Édito
Voici une invitation à arpenter une généalogie des images que l’Amérique renvoie à elle-même en temps de crise. Une psychanalyse cinématographique en six étapes de la déchirure interne propre à la bourgeoisie blanche états-unienne. Si dans les médias les États-Unis sont dits aujourd’hui fracturés, ce n’est pas une première : depuis la Guerre de Sécession, et le triste gâchis de la période de Reconstruction, l’imaginaire national, voir nationaliste, ne cesse d’invoquer une division perpétuelle, suggérant qu’inévitablement, un jour ou l’autre, il y aura des comptes à rendre.
Le cinéma n’a jamais était complètement indemne de cette tension morale, mais en tant que grande fabrique du rêve américain, la machine Hollywood a toujours peiné à dépeindre le revers de sa propre médaille. Ce n’est qu’à la fin des années 1960, alors qu’ils sont fragilisée économiquement par la concurrence montante de la télévision, et désespérément à court d’idées pour regagner leur public, que les studios se tournent vers une jeunesse cinéphile et engagée pour réaliser des films d’un genre nouveau. À la grande surprise de l’industrie, ces films rencontrèrent un franc succès auprès du public surtout par leur mise en cause de la mythologie nationale. Alors qu’aujourd’hui ces films et leurs acteurs semblent plutôt incarner ce mythe américain, peut-être peut-on prendre un peu de recul pour mieux comprendre les atavismes d’une Amérique qui peine à se regarder en face ?

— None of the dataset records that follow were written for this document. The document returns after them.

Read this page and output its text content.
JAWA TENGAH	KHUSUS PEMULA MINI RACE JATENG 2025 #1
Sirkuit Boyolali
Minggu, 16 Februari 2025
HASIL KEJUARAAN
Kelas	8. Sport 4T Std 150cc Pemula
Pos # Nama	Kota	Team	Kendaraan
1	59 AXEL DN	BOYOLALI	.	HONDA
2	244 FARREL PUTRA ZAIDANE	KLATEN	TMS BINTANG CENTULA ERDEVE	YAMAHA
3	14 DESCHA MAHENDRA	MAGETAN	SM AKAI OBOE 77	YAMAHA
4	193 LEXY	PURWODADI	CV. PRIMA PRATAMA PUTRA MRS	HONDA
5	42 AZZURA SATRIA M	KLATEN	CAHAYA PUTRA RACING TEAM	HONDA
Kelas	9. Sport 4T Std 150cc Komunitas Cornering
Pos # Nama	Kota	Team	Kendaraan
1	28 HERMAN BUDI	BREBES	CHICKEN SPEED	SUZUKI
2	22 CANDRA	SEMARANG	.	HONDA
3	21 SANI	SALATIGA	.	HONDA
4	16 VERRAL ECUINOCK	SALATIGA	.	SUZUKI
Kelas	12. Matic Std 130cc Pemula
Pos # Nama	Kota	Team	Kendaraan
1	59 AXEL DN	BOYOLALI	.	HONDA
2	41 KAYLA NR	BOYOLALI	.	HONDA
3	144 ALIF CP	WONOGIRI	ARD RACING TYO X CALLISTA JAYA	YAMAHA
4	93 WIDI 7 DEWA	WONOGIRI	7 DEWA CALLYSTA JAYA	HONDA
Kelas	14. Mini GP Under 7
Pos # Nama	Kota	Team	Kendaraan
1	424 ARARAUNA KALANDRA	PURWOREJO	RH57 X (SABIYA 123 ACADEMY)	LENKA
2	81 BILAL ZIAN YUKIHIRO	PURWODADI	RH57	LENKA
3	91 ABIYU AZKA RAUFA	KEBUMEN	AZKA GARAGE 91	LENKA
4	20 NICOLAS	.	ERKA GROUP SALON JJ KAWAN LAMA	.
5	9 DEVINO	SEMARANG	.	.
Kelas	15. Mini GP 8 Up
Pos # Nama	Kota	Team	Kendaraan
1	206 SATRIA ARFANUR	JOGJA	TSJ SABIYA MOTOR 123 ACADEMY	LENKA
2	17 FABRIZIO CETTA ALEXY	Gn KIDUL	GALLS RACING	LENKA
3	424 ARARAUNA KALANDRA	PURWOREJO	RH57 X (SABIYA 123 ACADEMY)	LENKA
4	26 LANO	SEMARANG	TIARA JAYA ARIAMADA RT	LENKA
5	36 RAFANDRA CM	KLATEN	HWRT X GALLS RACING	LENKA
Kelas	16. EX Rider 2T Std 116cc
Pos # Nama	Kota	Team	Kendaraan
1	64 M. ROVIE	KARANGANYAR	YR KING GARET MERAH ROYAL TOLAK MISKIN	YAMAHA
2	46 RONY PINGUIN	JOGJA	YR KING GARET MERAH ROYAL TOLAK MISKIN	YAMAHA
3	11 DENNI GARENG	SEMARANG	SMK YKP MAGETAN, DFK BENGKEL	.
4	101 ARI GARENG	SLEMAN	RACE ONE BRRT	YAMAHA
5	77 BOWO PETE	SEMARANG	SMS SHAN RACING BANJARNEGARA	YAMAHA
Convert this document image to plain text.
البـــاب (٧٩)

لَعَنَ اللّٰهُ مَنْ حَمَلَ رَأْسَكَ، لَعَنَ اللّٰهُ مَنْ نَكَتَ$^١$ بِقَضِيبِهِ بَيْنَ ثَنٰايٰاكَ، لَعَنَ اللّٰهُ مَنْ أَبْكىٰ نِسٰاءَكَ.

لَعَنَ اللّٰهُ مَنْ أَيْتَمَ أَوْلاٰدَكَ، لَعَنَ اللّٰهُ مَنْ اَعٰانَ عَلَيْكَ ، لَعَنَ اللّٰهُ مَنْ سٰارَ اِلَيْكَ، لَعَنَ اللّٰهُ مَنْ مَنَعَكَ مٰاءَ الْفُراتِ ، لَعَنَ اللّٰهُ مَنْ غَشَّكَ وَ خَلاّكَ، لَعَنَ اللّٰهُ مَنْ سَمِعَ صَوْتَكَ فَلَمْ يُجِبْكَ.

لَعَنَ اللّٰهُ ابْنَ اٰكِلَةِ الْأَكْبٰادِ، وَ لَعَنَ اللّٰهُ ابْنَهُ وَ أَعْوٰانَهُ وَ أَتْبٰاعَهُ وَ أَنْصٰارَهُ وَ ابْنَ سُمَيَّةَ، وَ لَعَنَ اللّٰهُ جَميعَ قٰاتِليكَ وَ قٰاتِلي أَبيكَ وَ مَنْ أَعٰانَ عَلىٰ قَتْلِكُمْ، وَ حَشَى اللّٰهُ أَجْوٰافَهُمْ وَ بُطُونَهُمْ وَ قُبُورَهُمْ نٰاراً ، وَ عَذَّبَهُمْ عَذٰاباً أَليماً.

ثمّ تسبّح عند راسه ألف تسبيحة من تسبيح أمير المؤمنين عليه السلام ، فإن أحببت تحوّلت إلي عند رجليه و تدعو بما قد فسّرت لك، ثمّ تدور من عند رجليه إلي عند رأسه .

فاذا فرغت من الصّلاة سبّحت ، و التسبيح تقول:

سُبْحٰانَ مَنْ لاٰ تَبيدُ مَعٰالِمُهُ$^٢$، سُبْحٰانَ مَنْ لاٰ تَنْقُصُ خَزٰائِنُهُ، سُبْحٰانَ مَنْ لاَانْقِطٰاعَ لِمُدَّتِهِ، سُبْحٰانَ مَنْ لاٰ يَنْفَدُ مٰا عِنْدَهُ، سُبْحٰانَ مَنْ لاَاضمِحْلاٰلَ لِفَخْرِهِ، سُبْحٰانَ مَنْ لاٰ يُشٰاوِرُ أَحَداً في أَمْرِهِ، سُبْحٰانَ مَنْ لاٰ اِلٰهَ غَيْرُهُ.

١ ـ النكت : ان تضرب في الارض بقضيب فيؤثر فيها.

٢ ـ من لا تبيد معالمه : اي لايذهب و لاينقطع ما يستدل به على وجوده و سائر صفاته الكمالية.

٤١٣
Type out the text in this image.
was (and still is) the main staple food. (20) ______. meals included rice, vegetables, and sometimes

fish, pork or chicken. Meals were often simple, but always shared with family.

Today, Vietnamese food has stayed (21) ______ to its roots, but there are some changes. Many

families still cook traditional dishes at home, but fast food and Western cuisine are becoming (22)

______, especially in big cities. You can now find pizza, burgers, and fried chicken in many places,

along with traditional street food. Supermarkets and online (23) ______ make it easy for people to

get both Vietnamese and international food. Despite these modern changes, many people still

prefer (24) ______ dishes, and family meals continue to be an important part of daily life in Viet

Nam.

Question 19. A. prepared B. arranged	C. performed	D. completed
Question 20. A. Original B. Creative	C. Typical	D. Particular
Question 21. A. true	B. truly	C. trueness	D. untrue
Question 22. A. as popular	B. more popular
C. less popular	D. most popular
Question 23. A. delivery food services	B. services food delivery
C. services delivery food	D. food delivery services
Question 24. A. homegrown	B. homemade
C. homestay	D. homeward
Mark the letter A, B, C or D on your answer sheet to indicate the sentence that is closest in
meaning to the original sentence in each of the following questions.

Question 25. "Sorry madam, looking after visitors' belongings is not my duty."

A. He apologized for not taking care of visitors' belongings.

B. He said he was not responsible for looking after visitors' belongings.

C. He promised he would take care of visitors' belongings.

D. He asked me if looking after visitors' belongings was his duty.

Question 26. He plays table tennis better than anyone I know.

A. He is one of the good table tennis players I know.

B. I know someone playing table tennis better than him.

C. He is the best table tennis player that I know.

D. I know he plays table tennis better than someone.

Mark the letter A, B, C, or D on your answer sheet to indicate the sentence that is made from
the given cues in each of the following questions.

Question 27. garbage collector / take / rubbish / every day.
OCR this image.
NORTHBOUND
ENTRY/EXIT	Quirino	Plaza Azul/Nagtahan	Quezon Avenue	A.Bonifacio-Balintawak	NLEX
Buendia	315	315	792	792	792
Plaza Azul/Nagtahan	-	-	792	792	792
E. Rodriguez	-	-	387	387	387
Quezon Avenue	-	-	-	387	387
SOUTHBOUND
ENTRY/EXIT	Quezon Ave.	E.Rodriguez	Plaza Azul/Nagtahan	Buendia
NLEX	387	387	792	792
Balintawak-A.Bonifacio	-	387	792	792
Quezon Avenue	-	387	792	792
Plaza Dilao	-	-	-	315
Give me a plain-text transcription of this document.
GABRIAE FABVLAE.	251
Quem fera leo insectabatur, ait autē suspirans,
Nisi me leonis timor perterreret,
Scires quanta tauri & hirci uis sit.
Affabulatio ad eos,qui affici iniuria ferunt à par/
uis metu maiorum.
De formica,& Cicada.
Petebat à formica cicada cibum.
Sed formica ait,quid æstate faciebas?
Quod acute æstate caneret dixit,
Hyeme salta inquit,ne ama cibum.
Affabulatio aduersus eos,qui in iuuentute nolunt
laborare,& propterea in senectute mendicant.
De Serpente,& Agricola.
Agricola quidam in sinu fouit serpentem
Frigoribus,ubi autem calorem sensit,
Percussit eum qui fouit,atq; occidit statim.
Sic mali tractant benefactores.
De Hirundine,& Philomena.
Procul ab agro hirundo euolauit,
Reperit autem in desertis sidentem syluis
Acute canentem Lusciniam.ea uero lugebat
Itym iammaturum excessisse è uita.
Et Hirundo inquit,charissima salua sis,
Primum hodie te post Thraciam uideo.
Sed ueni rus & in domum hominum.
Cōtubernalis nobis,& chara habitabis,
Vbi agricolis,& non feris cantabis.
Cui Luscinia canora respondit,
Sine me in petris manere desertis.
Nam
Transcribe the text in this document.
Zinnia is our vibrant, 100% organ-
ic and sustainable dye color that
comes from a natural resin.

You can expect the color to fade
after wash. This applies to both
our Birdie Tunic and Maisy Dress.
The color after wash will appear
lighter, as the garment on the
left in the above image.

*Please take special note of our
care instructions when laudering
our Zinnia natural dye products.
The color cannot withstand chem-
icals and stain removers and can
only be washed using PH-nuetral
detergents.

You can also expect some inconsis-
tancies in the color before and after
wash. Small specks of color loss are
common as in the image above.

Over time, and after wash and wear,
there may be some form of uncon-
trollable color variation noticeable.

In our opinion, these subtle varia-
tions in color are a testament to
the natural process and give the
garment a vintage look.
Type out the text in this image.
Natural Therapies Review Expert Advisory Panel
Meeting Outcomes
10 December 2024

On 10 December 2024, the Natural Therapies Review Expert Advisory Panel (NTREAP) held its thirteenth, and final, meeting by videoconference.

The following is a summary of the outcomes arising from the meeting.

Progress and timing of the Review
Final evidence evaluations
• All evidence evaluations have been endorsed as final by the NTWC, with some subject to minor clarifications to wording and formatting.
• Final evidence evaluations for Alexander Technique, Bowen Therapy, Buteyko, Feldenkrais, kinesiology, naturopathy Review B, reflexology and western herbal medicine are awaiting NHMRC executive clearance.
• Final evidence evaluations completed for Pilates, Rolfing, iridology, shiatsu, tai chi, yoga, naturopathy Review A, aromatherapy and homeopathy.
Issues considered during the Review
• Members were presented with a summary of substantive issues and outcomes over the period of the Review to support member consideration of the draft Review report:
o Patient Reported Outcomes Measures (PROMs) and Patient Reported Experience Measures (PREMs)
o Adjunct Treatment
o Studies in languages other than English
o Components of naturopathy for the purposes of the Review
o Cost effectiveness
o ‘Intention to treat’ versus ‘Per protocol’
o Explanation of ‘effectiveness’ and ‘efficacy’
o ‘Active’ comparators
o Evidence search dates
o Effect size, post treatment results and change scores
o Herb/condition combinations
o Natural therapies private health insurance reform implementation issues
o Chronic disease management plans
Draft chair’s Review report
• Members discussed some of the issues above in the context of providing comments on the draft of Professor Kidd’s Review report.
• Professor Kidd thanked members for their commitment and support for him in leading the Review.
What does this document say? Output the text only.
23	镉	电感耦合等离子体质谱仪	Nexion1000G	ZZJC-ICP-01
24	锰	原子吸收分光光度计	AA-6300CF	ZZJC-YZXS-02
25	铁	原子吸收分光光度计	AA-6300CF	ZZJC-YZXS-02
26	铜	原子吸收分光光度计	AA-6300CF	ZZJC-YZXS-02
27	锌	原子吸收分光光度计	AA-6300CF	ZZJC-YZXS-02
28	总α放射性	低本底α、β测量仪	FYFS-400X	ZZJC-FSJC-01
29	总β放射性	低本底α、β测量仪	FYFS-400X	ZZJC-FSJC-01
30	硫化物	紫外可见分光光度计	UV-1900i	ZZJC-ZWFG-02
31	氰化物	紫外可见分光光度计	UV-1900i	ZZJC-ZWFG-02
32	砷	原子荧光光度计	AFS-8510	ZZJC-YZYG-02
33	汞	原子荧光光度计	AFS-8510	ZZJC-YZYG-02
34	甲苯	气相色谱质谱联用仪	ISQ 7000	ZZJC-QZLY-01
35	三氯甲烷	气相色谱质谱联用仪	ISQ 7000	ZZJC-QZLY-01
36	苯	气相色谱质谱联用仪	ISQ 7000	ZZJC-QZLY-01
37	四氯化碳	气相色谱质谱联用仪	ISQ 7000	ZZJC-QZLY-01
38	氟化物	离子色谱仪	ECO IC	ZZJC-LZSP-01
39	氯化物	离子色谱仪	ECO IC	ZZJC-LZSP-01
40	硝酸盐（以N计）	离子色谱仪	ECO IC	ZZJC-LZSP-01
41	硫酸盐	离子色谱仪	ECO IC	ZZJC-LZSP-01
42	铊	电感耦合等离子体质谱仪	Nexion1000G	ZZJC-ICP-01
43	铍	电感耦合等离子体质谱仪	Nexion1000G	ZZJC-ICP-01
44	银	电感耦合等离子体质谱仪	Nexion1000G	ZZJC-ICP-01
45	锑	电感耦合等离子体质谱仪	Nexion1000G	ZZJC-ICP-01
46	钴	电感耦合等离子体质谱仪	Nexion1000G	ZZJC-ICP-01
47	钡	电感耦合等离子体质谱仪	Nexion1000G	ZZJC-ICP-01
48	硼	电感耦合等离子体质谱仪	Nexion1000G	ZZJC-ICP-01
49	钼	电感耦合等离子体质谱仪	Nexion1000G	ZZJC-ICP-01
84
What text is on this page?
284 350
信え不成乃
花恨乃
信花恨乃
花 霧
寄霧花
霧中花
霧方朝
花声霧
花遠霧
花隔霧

L’époque, 1967-1975, dite de la New Hollywood, ouvre les possibles à de jeunes réalisateurs, fortement inspirés des nouvelles vagues européennes. Ces derniers ont pu apporter une nouvelle touche et une nouvelle sensibilité aux façons d’appréhender la condition américaine, proposant de nouvelles perceptions dans des approches réalistes inédites. Mais tout comme la Contre-Culture a été écrasée par le mouvement massif contre-révolutionnaire de Nixon et Reagan, cet espace-temps d’expérimentation et de prise de conscience au sein même de l’industrie se refermera rapidement avec l’avènement du blockbuster.
Ce n’est pas une coïncidence que cette époque de renouveau cinématographique, et de son succès parmi la jeunesse, correspond étroitement avec celle de la guerre au Viet-Nam et à sa contestation. On imagine mal la nouvelle vague française sans le contexte historique de la guerre dite “sans images” en Algérie. Dans ce cycle, essayons de replacer dans leur contexte ces grands films qui ont façonné la manière dont les États-Unis ont de se regarder, sans jamais oublier pourquoi ils en ressentaient le besoin.
Les 4 longs-métrages de fiction proposés effeuillent un désenchantement et en propose une variation en 4 temps, qui donnera à voir la vie adolescente dans une petite ville texane presque figée dans le temps, à suivre les errances d’un homme accablé par les rêves bourgeois de ses parents, à subir l’absurdité kafkaïenne de la condition de soldats conscrits, à regarder à travers l’oeil même de la caméra d’un journaliste politique pour n’en être finalement que plus blasé. Et comme contrepoint et rappel incessant du vrai derrière les images d’Hollywood, deux documentaires d’Emile de Antonio portant autant sur la guerre qui a hanté « l’esprit du temps » que sur les factions militantes qui ont mené une lutte violente et incessante contre l’État pour en finir.
Les films seront présentés dans un ordre chronologiquement diégétique – et le passage de la fiction au documentaire prendra comme point de basculement 1968, l’année de l’offensive du Tết au Viet-Nam et d’une campagne présidentielle marquée par deux assassinats, à savoir celui de Martin Luther King Jr. et du candidat démocrate Robert F. Kennedy (frère lui-même d’un président assassiné) à moins de trois mois d’écart. Je ne sais pas précisément ce qu’est qu’un soixante-huitard américain, mais ensemble nous pouvons peut-être en dresser le portrait et tenter de comprendre comment il a façonné l’Hollywood que l’on connaît aujourd’hui. En tout cas, cette période, ses modalités, ses manières de se narrer et de ne pas se regarder, je m’en sens encore héritier, ne serait-ce qu’en regardant une série Netflix. Et c’est parfois avec l’amertume de l’occasion manquée, du chemin non pris, que je revois ces grands films qui me permettent de regarder, brièvement, les États-Unis pour ce qu’ils sont devenus, et de mieux me comprendre.